After we’d had a rest and calmed down from being somewhat over excited, in the early evening Biklar drove us to the base of the mountain (it’s actually a small mountain range, not one mountain). There was a small monastery there, just a few small buildings and a stupa nestled in the mountain. It was very pretty in the evening sun.
Dinner was by candlelight, then we crawled into our concrete beds to rest our very weary bodies.
We packed up for the last time and headed back to Ulan Bataar on a sealed road. We passed some nice rolling hills and stopped for lunch somewhere just outside of the city. It was pretty uneventful until we hit the city fringes. Then the road turned into chaos and Biklar turned into a maniac. We wondered if we would actually make it in one piece after all, but after what seemed to be a very very long time later we did. After we paid at the guesthouse, Biklar dropped us at the guesthouse we were staying at. He did ok out of us, he inherited all things we had bought for the trip (a bucket is very useful…) and things like tea and coffee, candles, etc that we hadn’t finished.
In many ways we weren’t sorry that we were back, it was long enough travelling around on bad 4WD tracks for days on end, and although worth it, it was physically quite tough.
After checking in and dumping the contents of our rucksacks everywhere in our rooftop ger we headed off to find dinner.

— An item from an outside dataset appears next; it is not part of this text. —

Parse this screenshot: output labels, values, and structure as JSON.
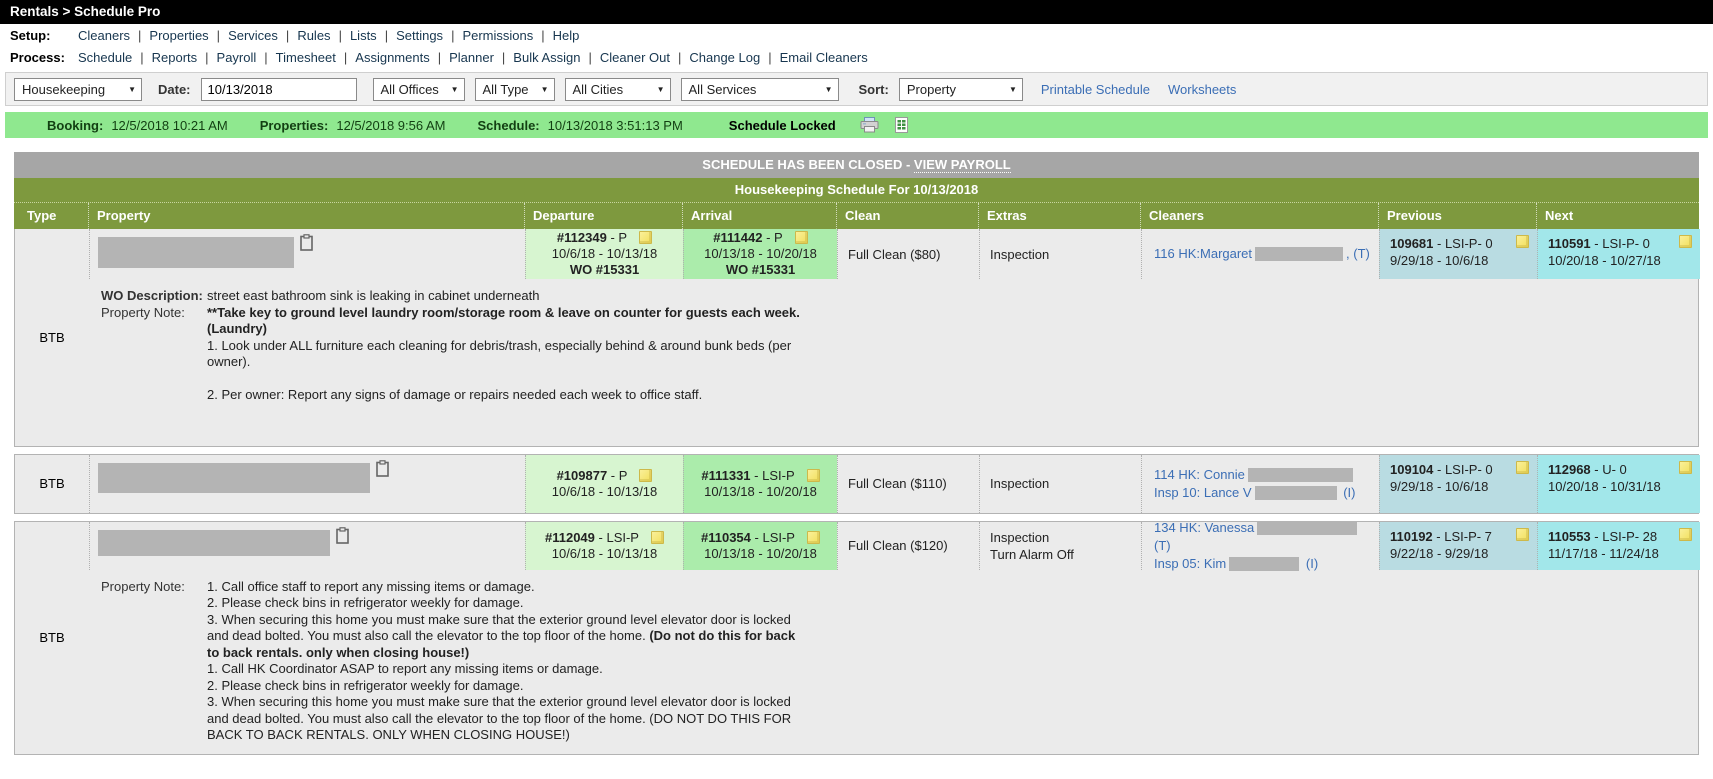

Ulan Bataar was very different to when we left, as it was smoggy. There was no breeze but it was nicely warm. We’d failed to find decent food in Ulan Bataar the first time and we were determined to do better. We’d picked an Indian restaurant that gets really good reviews. There was a queue for a table.We were too knackered to do the rounds to look for something else so decided to wait. We got lucky and the people in the queue in front of us invited us to join them. They were 2 drivers for an overland truck tour company who had just driven from the UK and done a loop of Mongolia and were on a few days off before doing a second loop and carrying on down to ultimately reach Singapore, they were with a woman they met at their hotel. We had a very enjoyable meal – good food and great company.